Perrie's Pov
En mi pequeña huida, escondo mis lágrimas.
A pesar de que quiero saber qué puede pasar con Mike, me duele que Jade haya dado fecha a su boda. Para mí significa que ya no me ama lo suficiente, al igual que para ella lo mío con Mike debe sonar a lo mismo.
Vuelvo a salir a donde me trajo Jade y me concentro en lo fresco del aire. Intento no derrumbarme aquí.
Un sonido de tacones me alerta y me despego de la pared. En el umbral aparece la madre de Jade, quién luce agotada y enferma.
- Buenas noches. - saluda saliendo.
- Buenas noches.
- ¿Tomando aire? - pregunta parándose junto a mí.
- Si, así es.
- La noticia no te gusto, ¿verdad? - la miro confundida.
- ¿Perdón? - se ríe.
- ¿Creías que no sabría quién eres? - me mira con sorna.
- Yo en realidad...
- Jade se va a casar con este buen hombre, no importa lo que hagas, ¿entendido? No necesito una muerta de hambre junto a mi hija.
- Perdone, señora, pero no permitiré que me falte al respeto. - me defiendo intentando controlar el hervor de mi sangre - No estoy aquí por ella, por mí que haga lo que le venga en gana. Yo vine a acompañar a mi novio.
- ¿Tu novio? ¿Quién? - pregunta con interés.
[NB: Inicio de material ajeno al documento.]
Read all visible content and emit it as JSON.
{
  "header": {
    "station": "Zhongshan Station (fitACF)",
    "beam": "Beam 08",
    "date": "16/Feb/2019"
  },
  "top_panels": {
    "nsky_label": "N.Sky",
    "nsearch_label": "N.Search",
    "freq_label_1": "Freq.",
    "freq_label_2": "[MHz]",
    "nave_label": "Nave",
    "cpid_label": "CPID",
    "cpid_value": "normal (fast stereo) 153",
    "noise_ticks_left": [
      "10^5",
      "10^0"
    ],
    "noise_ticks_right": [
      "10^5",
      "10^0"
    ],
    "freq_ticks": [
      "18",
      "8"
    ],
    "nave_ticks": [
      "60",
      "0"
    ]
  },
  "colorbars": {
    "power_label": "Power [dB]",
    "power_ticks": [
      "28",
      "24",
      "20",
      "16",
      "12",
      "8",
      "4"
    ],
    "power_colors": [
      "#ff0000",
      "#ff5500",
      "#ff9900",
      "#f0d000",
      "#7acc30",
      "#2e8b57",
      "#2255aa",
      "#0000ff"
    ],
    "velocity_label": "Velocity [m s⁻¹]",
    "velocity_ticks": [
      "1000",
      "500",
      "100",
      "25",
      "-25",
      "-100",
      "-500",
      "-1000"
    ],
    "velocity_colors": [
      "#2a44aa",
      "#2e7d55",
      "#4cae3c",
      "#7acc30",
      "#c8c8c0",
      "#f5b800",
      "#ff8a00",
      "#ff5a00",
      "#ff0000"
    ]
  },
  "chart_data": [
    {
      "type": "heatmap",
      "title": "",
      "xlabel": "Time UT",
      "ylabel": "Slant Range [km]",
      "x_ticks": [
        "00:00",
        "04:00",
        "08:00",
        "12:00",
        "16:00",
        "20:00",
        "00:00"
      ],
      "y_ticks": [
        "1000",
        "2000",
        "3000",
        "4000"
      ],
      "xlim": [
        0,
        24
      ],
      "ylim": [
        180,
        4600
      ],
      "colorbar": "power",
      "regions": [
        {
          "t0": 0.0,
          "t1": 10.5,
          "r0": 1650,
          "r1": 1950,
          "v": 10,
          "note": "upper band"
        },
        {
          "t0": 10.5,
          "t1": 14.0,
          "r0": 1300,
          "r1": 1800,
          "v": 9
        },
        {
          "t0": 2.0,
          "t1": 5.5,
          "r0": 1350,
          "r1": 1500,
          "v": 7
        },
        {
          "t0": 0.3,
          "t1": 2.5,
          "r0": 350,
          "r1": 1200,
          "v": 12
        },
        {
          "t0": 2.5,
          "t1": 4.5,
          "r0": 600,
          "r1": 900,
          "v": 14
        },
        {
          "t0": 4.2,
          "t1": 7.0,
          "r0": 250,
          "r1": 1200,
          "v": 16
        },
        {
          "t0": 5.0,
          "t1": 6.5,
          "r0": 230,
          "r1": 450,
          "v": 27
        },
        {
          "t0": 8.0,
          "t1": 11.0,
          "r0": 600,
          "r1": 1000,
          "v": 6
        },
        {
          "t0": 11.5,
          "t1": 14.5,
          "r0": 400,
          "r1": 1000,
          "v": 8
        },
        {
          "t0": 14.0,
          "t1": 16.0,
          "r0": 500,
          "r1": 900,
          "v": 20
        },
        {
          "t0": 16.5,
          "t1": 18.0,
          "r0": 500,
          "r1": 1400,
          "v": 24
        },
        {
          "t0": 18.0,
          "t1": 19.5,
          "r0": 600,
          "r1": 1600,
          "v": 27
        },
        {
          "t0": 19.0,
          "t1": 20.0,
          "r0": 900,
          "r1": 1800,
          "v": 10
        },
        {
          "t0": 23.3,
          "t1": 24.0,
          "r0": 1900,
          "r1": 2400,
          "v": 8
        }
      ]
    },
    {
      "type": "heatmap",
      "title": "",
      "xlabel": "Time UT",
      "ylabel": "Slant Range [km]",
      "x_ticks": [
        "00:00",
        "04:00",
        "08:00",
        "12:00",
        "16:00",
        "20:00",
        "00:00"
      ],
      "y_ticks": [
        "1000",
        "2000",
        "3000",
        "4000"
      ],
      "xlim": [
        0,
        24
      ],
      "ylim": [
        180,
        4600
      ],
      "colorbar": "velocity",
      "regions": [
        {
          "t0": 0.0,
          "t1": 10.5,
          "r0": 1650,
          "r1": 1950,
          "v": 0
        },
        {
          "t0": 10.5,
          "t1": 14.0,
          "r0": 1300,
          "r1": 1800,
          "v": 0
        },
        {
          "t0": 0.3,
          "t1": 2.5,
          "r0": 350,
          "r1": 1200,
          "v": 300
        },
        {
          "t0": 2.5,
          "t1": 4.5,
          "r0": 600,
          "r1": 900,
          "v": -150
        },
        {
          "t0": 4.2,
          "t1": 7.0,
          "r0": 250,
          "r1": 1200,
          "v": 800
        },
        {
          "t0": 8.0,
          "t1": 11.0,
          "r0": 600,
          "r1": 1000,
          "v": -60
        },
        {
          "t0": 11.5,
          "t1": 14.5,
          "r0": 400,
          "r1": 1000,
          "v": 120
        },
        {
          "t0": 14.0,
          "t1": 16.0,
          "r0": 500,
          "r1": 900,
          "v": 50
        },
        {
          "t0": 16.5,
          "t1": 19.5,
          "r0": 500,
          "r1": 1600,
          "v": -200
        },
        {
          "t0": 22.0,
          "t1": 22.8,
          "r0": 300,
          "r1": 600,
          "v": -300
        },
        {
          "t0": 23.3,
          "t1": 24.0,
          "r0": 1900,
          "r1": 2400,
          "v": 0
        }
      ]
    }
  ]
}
- Michael, y realmente le agradecería que procurara ahorrar sus comentarios venenosos para otro día. No hace falta que los desperdicie conmigo.
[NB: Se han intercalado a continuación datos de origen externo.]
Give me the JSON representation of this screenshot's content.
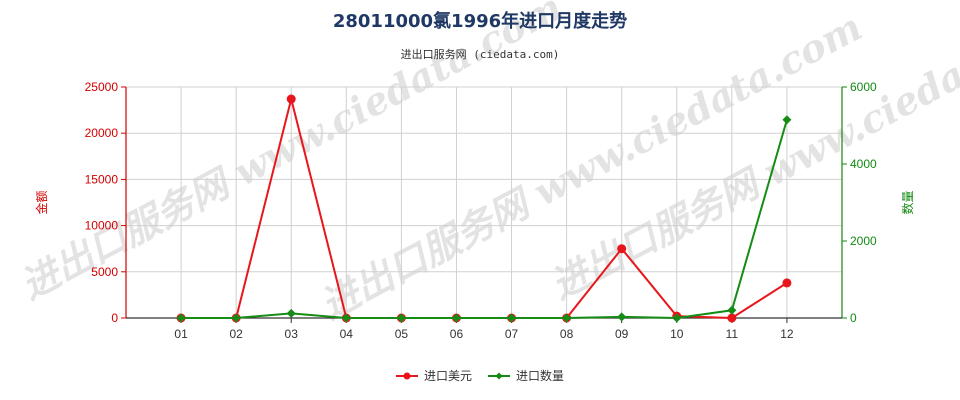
{
  "chart_data": {
    "type": "line",
    "title": "28011000氯1996年进口月度走势",
    "subtitle": "进出口服务网 (ciedata.com)",
    "watermark": "进出口服务网 www.ciedata.com",
    "categories": [
      "01",
      "02",
      "03",
      "04",
      "05",
      "06",
      "07",
      "08",
      "09",
      "10",
      "11",
      "12"
    ],
    "left_axis": {
      "label": "金额",
      "range": [
        0,
        25000
      ],
      "ticks": [
        "0",
        "5000",
        "10000",
        "15000",
        "20000",
        "25000"
      ],
      "color": "#d40000"
    },
    "right_axis": {
      "label": "数量",
      "range": [
        0,
        6000
      ],
      "ticks": [
        "0",
        "2000",
        "4000",
        "6000"
      ],
      "color": "#138a13"
    },
    "grid": true,
    "legend_placement": "bottom-center",
    "series": [
      {
        "name": "进口美元",
        "axis": "left",
        "color": "#e8161b",
        "marker": "circle",
        "values": [
          0,
          0,
          23700,
          0,
          0,
          0,
          0,
          0,
          7500,
          200,
          0,
          3800
        ]
      },
      {
        "name": "进口数量",
        "axis": "right",
        "color": "#168c16",
        "marker": "diamond",
        "values": [
          0,
          0,
          120,
          0,
          0,
          0,
          0,
          0,
          30,
          0,
          200,
          5150
        ]
      }
    ]
  }
}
- Bien, pero te advierto, niña, que si esta boda no se celebra por ti, te buscaré y te haré pagarlo caro. Jade y James deben estar juntos, no permitiré que tú le quites su buena vida a Jade. Mantente a margen si no quieres consecuencias. - se gira dándome la espalda y vuelve a entrar a la casa.
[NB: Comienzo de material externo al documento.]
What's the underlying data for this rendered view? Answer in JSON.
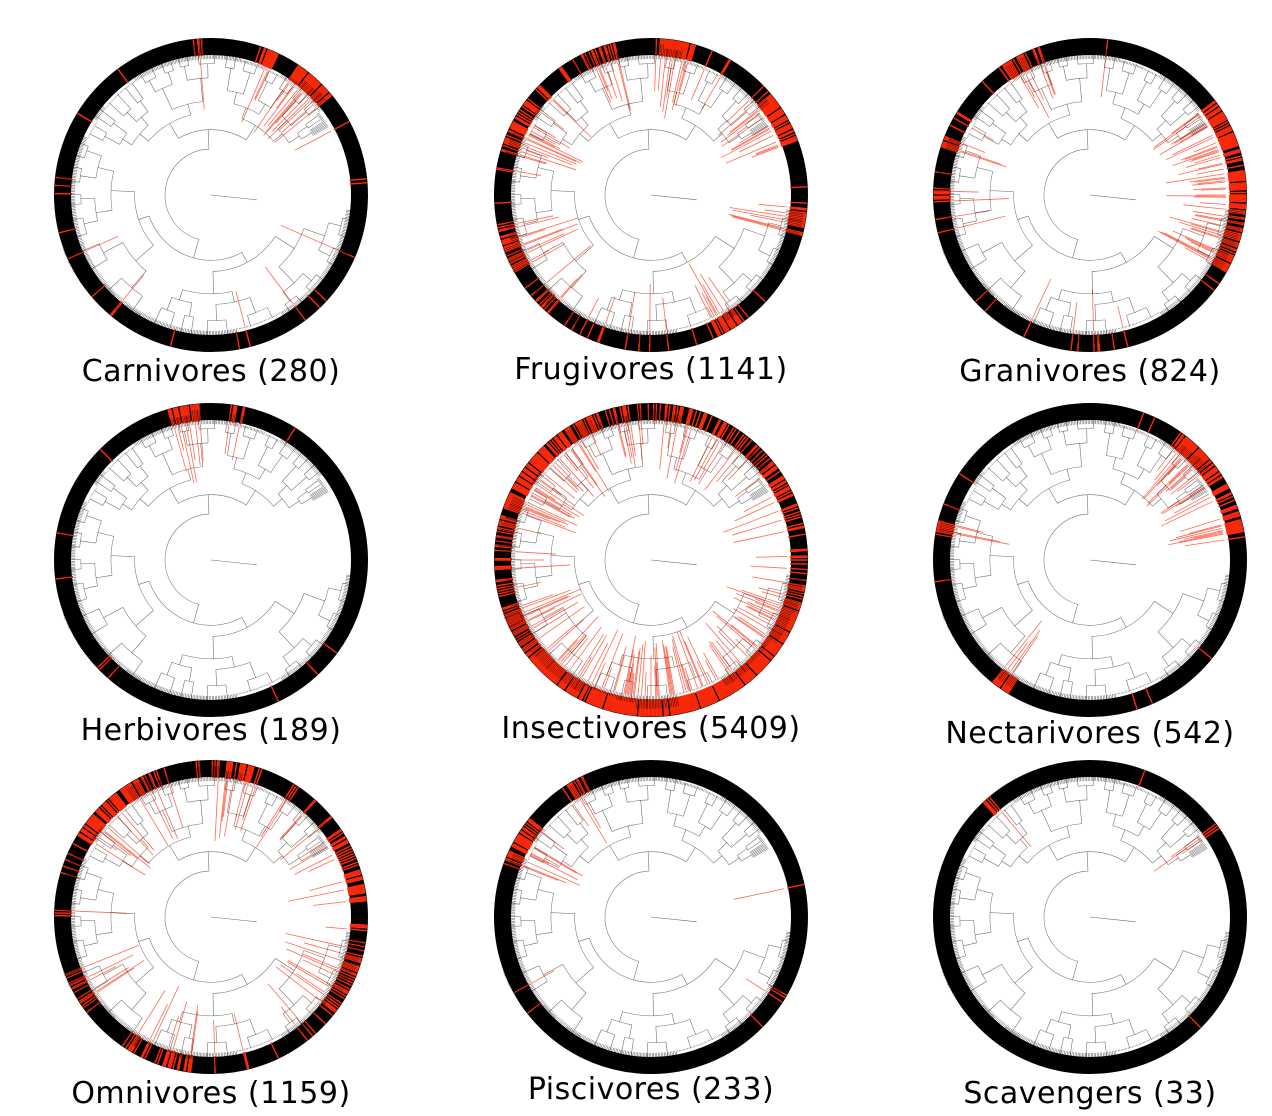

Aprieto los puños, clavándome las uñas en las palmas de las manos. Siento mis mejillas enrojecer de coraje y luego un ardor en mi palma izquierda. Me reviso y noto sangre brotando de los pequeños huecos que mis uñas han producido.
Entro en la casa para buscar un baño. Pregunto a una mesera y corro ocultando mi sangrante mano. No es grande, pero el rastro de sangre alertaría a cualquiera en el lugar. Por fin doy con el lugar y toco.
La puerta se abre y me topo con una Jade de ojos rojos.
- ¡Perrie! - exclama secando el rastro de lágrimas.
- Déjame pasar. - la esquivo y entro para abrir el grifo y poner mi mano bajo el agua.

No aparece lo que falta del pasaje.